Chroniques

par laurent bergnach

Les années
spectacle de Jeanne Champagne

Théâtre 71, Malakoff
- 16 novembre 2016
Jeanne Champagne adapte pour la scène Les années d'Annie Ernaux
© benoîte fanton

Jeudi 28 janvier 1999, dans un journal qui garde la trace de ses tâtonnements littéraires, Annie Ernaux écrit : « j’ai pensé sérieusement à une autobiographie faite uniquement de chansons et de photos, peut-être aussi des expressions » (in L’atelier noir, Éditions des Busclats, 2011). À bien des égards, Les années (2008) est l’aboutissement d’une envie ancienne (1982) de retenir ce que menace le néant, de mêler histoire(s) et Histoire en cherchant le collectif derrière l’individuel, de façon quasi documentaire (« autobiographie vide ou objective »).

Dans cette vaste fresque qui débute avec l’après-guerre, dans une France du « déjà commencé » – comme dirait Foucault –, « on » remplace « je » pour suivre une petite fille née en 1940, que « la mémoire des autres [place] dans le monde ». À table, on parle de la femme tondue à la Libération, qu’on peut montrer du doigt ; pas d’Hiroshima. S’il survit à la tuberculose, un enfant galeux grandit parmi des objets acquis avant les conflits, sans eau courante ni électricité, aux mains de la religion qui le prépare au mariage, et de l’école, lieu de soumission absolue. Soudain, un nouveau monde voit le jour, fait de matières inédites (plastique, tergal, formica) et d’horizons séduisants (cinéma, magazines).

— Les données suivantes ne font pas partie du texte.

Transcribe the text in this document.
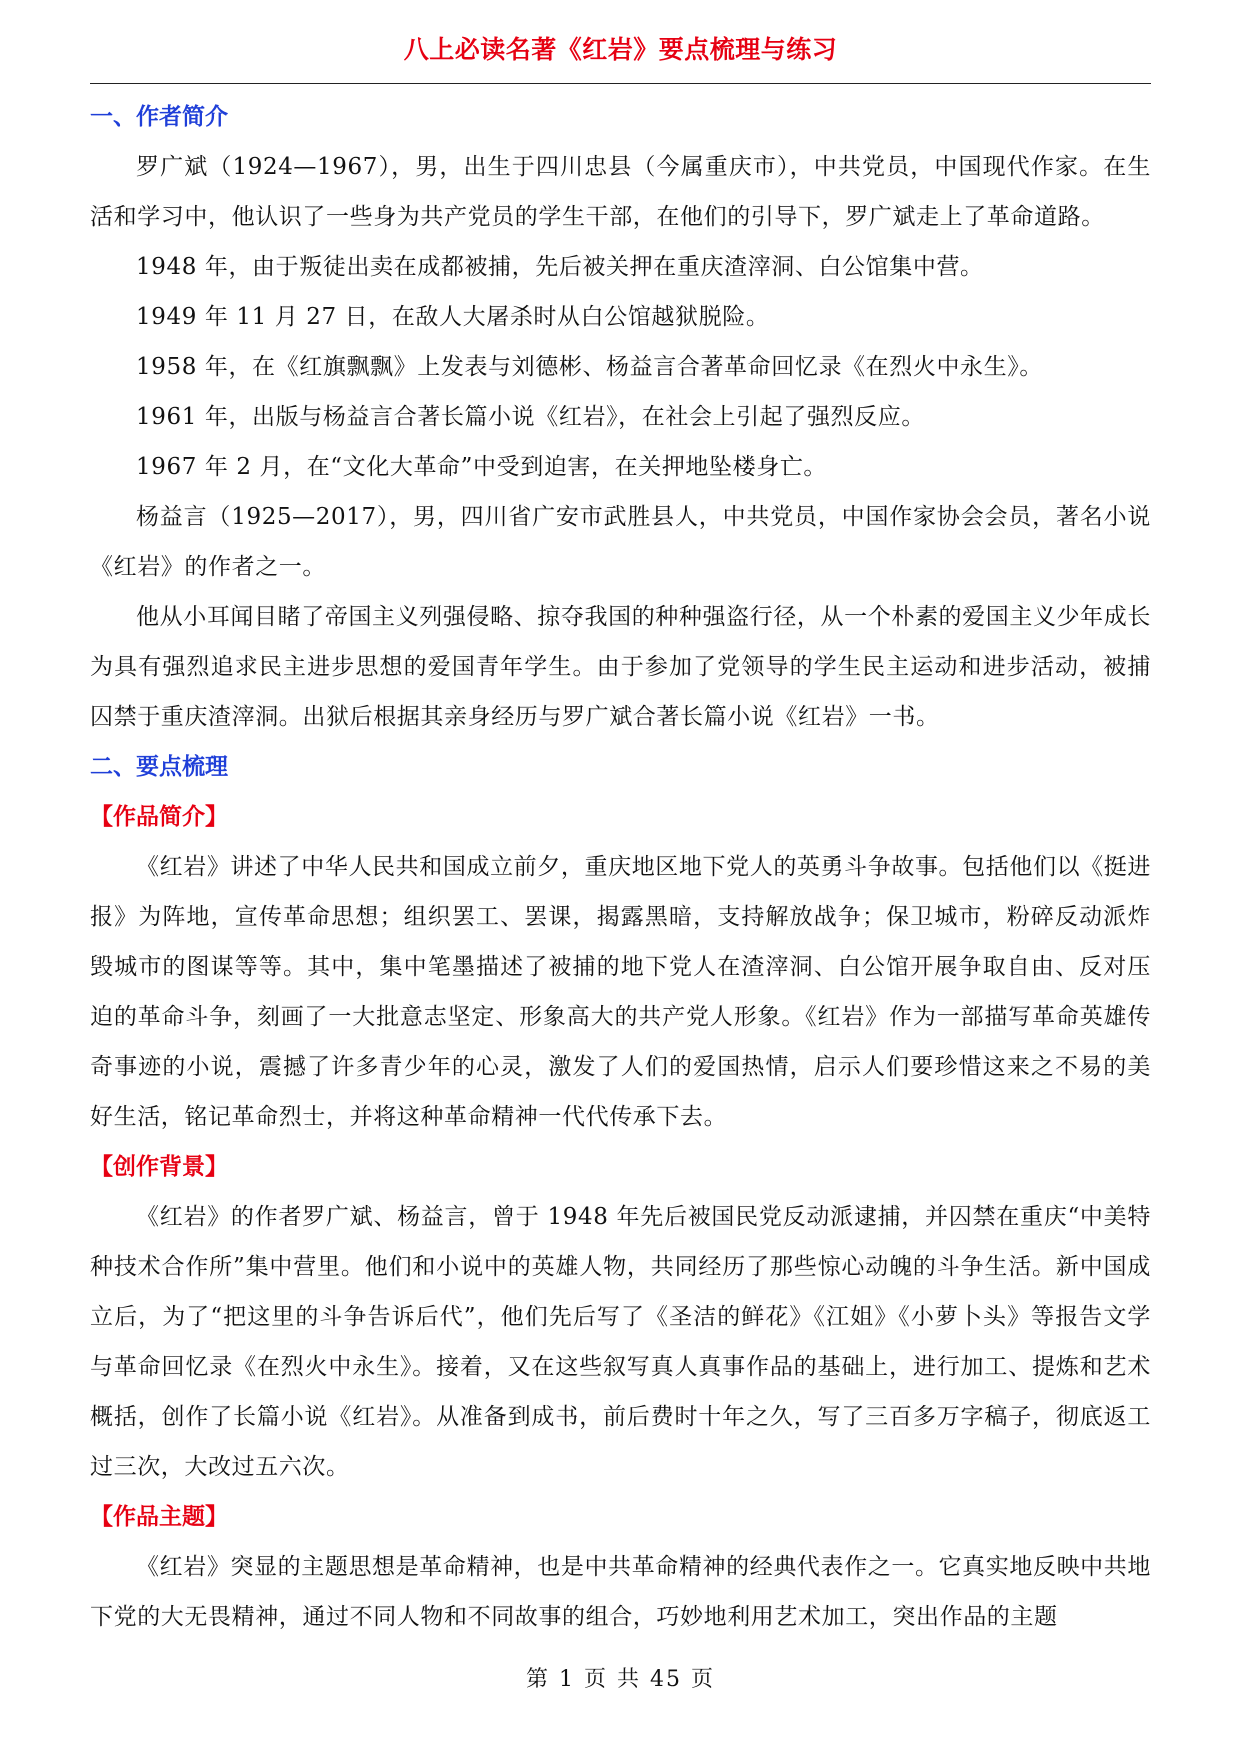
八上必读名著《红岩》要点梳理与练习
一、作者简介

罗广斌（1924—1967），男，出生于四川忠县（今属重庆市），中共党员，中国现代作家。在生活和学习中，他认识了一些身为共产党员的学生干部，在他们的引导下，罗广斌走上了革命道路。

1948 年，由于叛徒出卖在成都被捕，先后被关押在重庆渣滓洞、白公馆集中营。

1949 年 11 月 27 日，在敌人大屠杀时从白公馆越狱脱险。

1958 年，在《红旗飘飘》上发表与刘德彬、杨益言合著革命回忆录《在烈火中永生》。

1961 年，出版与杨益言合著长篇小说《红岩》，在社会上引起了强烈反应。

1967 年 2 月，在“文化大革命”中受到迫害，在关押地坠楼身亡。

杨益言（1925—2017），男，四川省广安市武胜县人，中共党员，中国作家协会会员，著名小说《红岩》的作者之一。

他从小耳闻目睹了帝国主义列强侵略、掠夺我国的种种强盗行径，从一个朴素的爱国主义少年成长为具有强烈追求民主进步思想的爱国青年学生。由于参加了党领导的学生民主运动和进步活动，被捕囚禁于重庆渣滓洞。出狱后根据其亲身经历与罗广斌合著长篇小说《红岩》一书。

二、要点梳理
【作品简介】

《红岩》讲述了中华人民共和国成立前夕，重庆地区地下党人的英勇斗争故事。包括他们以《挺进报》为阵地，宣传革命思想；组织罢工、罢课，揭露黑暗，支持解放战争；保卫城市，粉碎反动派炸毁城市的图谋等等。其中，集中笔墨描述了被捕的地下党人在渣滓洞、白公馆开展争取自由、反对压迫的革命斗争，刻画了一大批意志坚定、形象高大的共产党人形象。《红岩》作为一部描写革命英雄传奇事迹的小说，震撼了许多青少年的心灵，激发了人们的爱国热情，启示人们要珍惜这来之不易的美好生活，铭记革命烈士，并将这种革命精神一代代传承下去。

【创作背景】

《红岩》的作者罗广斌、杨益言，曾于 1948 年先后被国民党反动派逮捕，并囚禁在重庆“中美特种技术合作所”集中营里。他们和小说中的英雄人物，共同经历了那些惊心动魄的斗争生活。新中国成立后，为了“把这里的斗争告诉后代”，他们先后写了《圣洁的鲜花》《江姐》《小萝卜头》等报告文学与革命回忆录《在烈火中永生》。接着，又在这些叙写真人真事作品的基础上，进行加工、提炼和艺术概括，创作了长篇小说《红岩》。从准备到成书，前后费时十年之久，写了三百多万字稿子，彻底返工过三次，大改过五六次。

【作品主题】

《红岩》突显的主题思想是革命精神，也是中共革命精神的经典代表作之一。它真实地反映中共地下党的大无畏精神，通过不同人物和不同故事的组合，巧妙地利用艺术加工，突出作品的主题

第 1 页 共 45 页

Attentive aux sous-entendus, l’adolescente découvre aussi un autre univers, celui de la sexualité, en phase avec sa propre mutation. Tout en évitant le « mauvais genre » décrié par les aînés, elle choisit de s’en « donner un », surtout pour masquer son origine sociale (café-épicerie d’Yvetot). L’arrivée du transistor apporte un sentiment de liberté qui précède un dépucelage hasardeux (1958) puis un avortement clandestin (1964). Quant à lui, le téléviseur avertit la jeune mère, un bébé dans/sur les bras, que le printemps 1968 révolutionne ce qu’on pensait immuable (famille, prison, psychiatrie), donnant la parole à qui ne l’avaient pas… comme les femmes. En avril 1971, trois cent quarante-trois d’entre elles reconnaissent avoir avorté dans des conditions dangereuses, s’exposant ainsi à des poursuites pénales – Beauvoir, Deneuve, Duras, Moreau, Sagan, Varda, et l’avocate Gisele Halimi qui décida une grève de la faim à treize ans pour ne plus avoir à faire le lit de son frère... La fin du secret donne la force de briser soi-même les chaines de la transmission et de la normalité qui nourrissent mensonge, peur et honte.

Proche de Brecht, Handke et Duras, Jeanne Champagne l’est davantage des textes d’Ernaux, plusieurs fois adaptés pour la scène. Ici, elle choisit l’accumulation visuelle et sonore, fidèle à la polyphonie du livre original dont les pages récentes sont occultées, ainsi qu’au fonctionnement mémoriel. Tableau noir, petit et grand écrans recueillent quelques mots – le spectacle s’ouvre avec une citation de Trois sœurs (Tchekhov) sur le regard des hommes futurs – mais surtout photos privées et publiques, ainsi que films d’archives illustrant le récit. Les vêtements se succèdent et les objets s’entassent.

La bande-son musicale est très présente, qui oppose l’immémorial (accordéon, cloches d’église) aux « madeleines » générationnelles (Dario Moreno, Annie Cordy, Mouloudji et Les compagnons de la chanson, avant l’apogée de Presley et des Beatles.). On l’aura compris, à part un extrait du Musikalisches Opfer (Bach), l'art populaire est omniprésent dans cette évocation des Trente glorieuses. Deux comédiens le portent surtout, dynamisant l’ensemble. Avant de murir en entonnant l’hymne du M.L.F., sur l’air allemand du Chant des déportés ou Chant des marais (Börgermoorlied, 1933), Agathe Molière fredonne comptines espiègles (Bonjour Guillaume, Cueillons la rose), couplets de banquet (Étoile des neiges) et classiques scouts (Aux premiers feux du soleil). S’il joue de la flûte à bec à l’occasion, pour accompagner Mon beau sapin de façon paternaliste, Denis Léger-Milhau prête sa voix claire et sûre à des chansons d’époque (Ah ! Le petit vin blanc, Fleur de Paris, L’hirondelle du faubourg ou l’anarchique Tout ça parc' qu'au bois d'Chaville), mais encore à une publicité pour Dop ou au générique des Chevaliers du ciel, contribuant à étoffer les repères qui balisent une vie de souvenirs.